How To Surf Small Waves

A few little adjustments will see you having fun in the micro surf.

People taking pictures of surfers.

It was Mark Richards who once said that the secret to riding small waves is all in your head. While things like the right equipment and the correct accessories do help, if you have the right mental approach then you’re already almost home.

Mentally, you need to condition yourself before a micro surf session, by telling yourself:

  1. You are going out there with one thing in mind and that is to go as fast as you can.
  2. You’re going to have fun.

Speed Is the Key

Small waves generally don’t give you much speed because there is less energy available. To get speed on a small wave you need to paddle as hard as you possibly can, take off sideways to avoid losing speed off the bottom and start pumping as hard as you can from the get-go. If you get speed from the take-off your wave is set. If you have speed you can do turns. Even if it is a close-out turn, one floater, a possible air or even a roundhouse cutback (very impressive on a small wave) you should be able to do a turn and throw some spray.

Equipment wise it is the old theory that more board is more functional in smaller surf. So you need more volume. A small-wave board needs to be wider and thicker, with plenty of foam under the chest and a nice chunky tail for getting over flat and dead sections. A wide nose will also help with paddling and catching and should help you generate that speed we spoke about in the beginning. A small wave board should be super-light as well so that you can keep moving rail-to-rail and keep the momentum up even when the wave is weak. There are many boards out there that are particularly made for tiny grovel surf. Channel Islands has a bunch of stock boards made for groveling, and the Firewire range also has some particular boards, like the Dominator and the Potato that are made specifically for tiny waves. Your local shaper will know exactly what to do if your request is to ‘get going in small waves.’
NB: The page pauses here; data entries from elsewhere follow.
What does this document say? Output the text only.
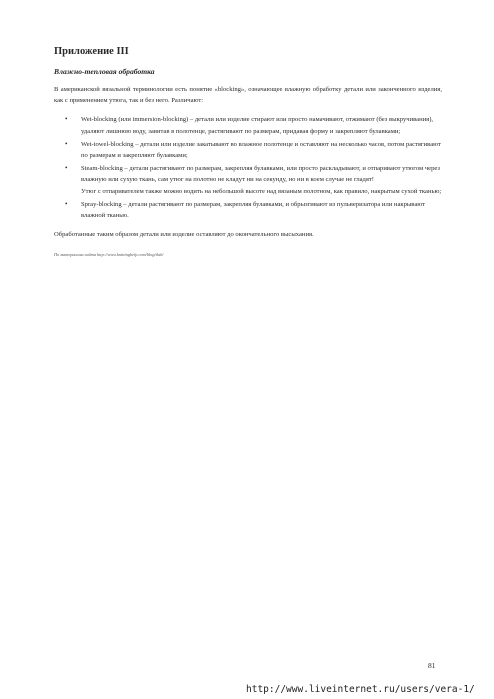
Приложение III
Влажно-тепловая обработка

В американской вязальной терминологии есть понятие «blocking», означающее влажную обработку детали или законченного изделия, как с применением утюга, так и без него. Различают:

• Wet-blocking (или immersion-blocking) – детали или изделие стирают или просто намачивают, отжимают (без выкручивания), удаляют лишнюю воду, завитав в полотенце, растягивают по размерам, придавая форму и закрепляют булавками;
• Wet-towel-blocking – детали или изделие закатывают во влажное полотенце и оставляют на несколько часов, потом растягивают по размерам и закрепляют булавками;
• Steam-blocking – детали растягивают по размерам, закрепляя булавками, или просто раскладывают, и отпаривают утюгом через влажную или сухую ткань, сам утюг на полотно не кладут ни на секунду, но ни в коем случае не гладят!
Утюг с отпаривателем также можно водить на небольшой высоте над вязаным полотном, как правило, накрытым сухой тканью;
• Spray-blocking – детали растягивают по размерам, закрепляя булавками, и обрызгивают из пульверизатора или накрывают влажной тканью.

Обработанные таким образом детали или изделие оставляют до окончательного высыхания.

По материалам сайта http://www.knittinghelp.com/blog/tlab/
81
http://www.liveinternet.ru/users/vera-1/
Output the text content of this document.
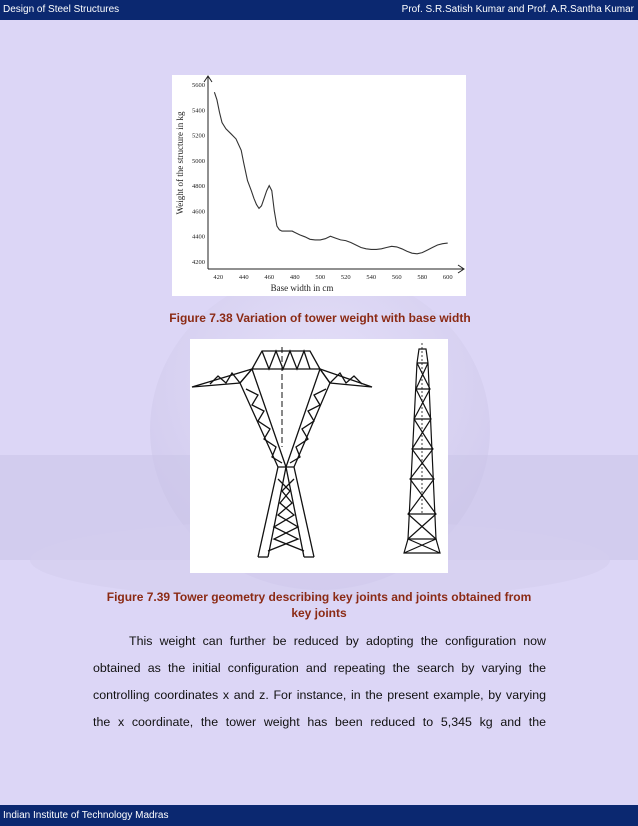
Design of Steel Structures	Prof. S.R.Satish Kumar and Prof. A.R.Santha Kumar
4200
4400
4600
4800
5000
5200
5400
5600
420 440 460 480 500 520 540 560 580 600
Base width in cm
Weight of the structure in kg
Figure 7.38 Variation of tower weight with base width
Figure 7.39 Tower geometry describing key joints and joints obtained from
key joints
This weight can further be reduced by adopting the configuration now
obtained as the initial configuration and repeating the search by varying the
controlling coordinates x and z. For instance, in the present example, by varying
the x coordinate, the tower weight has been reduced to 5,345 kg and the
Indian Institute of Technology Madras
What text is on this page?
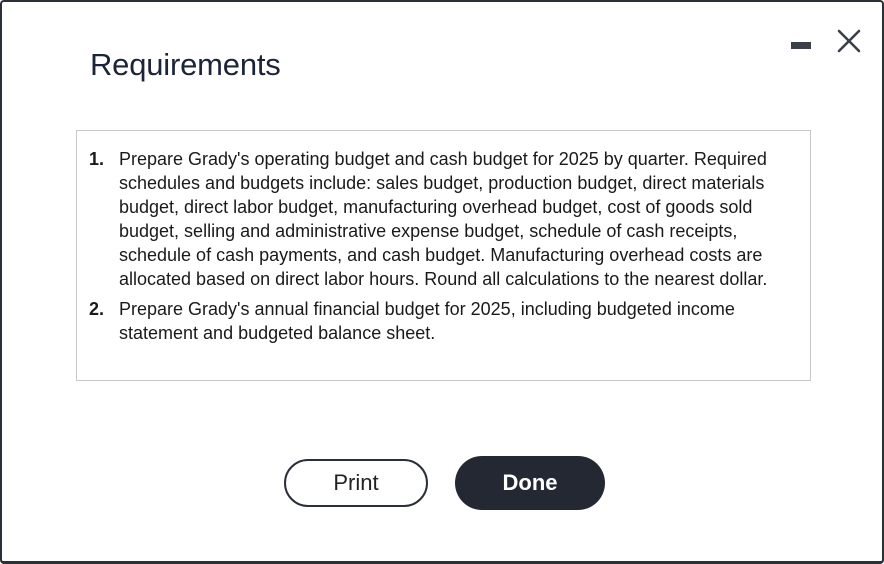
Requirements
1. Prepare Grady's operating budget and cash budget for 2025 by quarter. Required schedules and budgets include: sales budget, production budget, direct materials budget, direct labor budget, manufacturing overhead budget, cost of goods sold budget, selling and administrative expense budget, schedule of cash receipts, schedule of cash payments, and cash budget. Manufacturing overhead costs are allocated based on direct labor hours. Round all calculations to the nearest dollar.
2. Prepare Grady's annual financial budget for 2025, including budgeted income statement and budgeted balance sheet.
Print	Done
Deeper concaves under the tail will also help you to keep the board on the rail, and thus generating speed as you turn. If the waves are weak, then a four-fin set-up could also help to generate speed when there is none.

Tips for Serious Surfers

If you’re a serious surfer and really want to up your small-wave game, then there are a few other things that you could do. Firstly, you could remove your leash. A leash of any size creates drag, and you will feel the difference surfing without one. Mentally as well, it will make you feel unhindered (unleashed in fact).

If you’re going to surf for a quick small wave session, wear a thinner wet-suit or a short-armed suit. You’ll be a bit lighter and you will paddle that much faster. You can even venture out in board shorts, for a quick twenty-minute surf; you'll be loose and find yourself paddling faster just to keep warm.

Some people believe that polishing their boards will increase their speed. There is a new company called Nanotunes that sells what they call a ’DIY Board Tuning Kit’a basic polishing kit that, as the advert says, ‘creates a super slick hydrophobic (water repellent) coating which cures to your board to dramatically increase the performance of your board.’ 

Choose the Right Board

However, if you’re just in the water to cruise and have fun and get away from the stress of life, then change up your board, and take the longest, fattest board you have. That way you’ll catch all the waves. You won’t be able to turn on them, but you’ll still have fun.

Find the Steepest Part of a Wave

Finally, one of the tricks to surfing small waves is to find the fast sections of the waves. This comes with experience. Look for the steepest part of the wave, even if it is onshore, and utilize that part of the wave as much as you can. A good section on a small wave will give you that little bit of speed that you need to get going.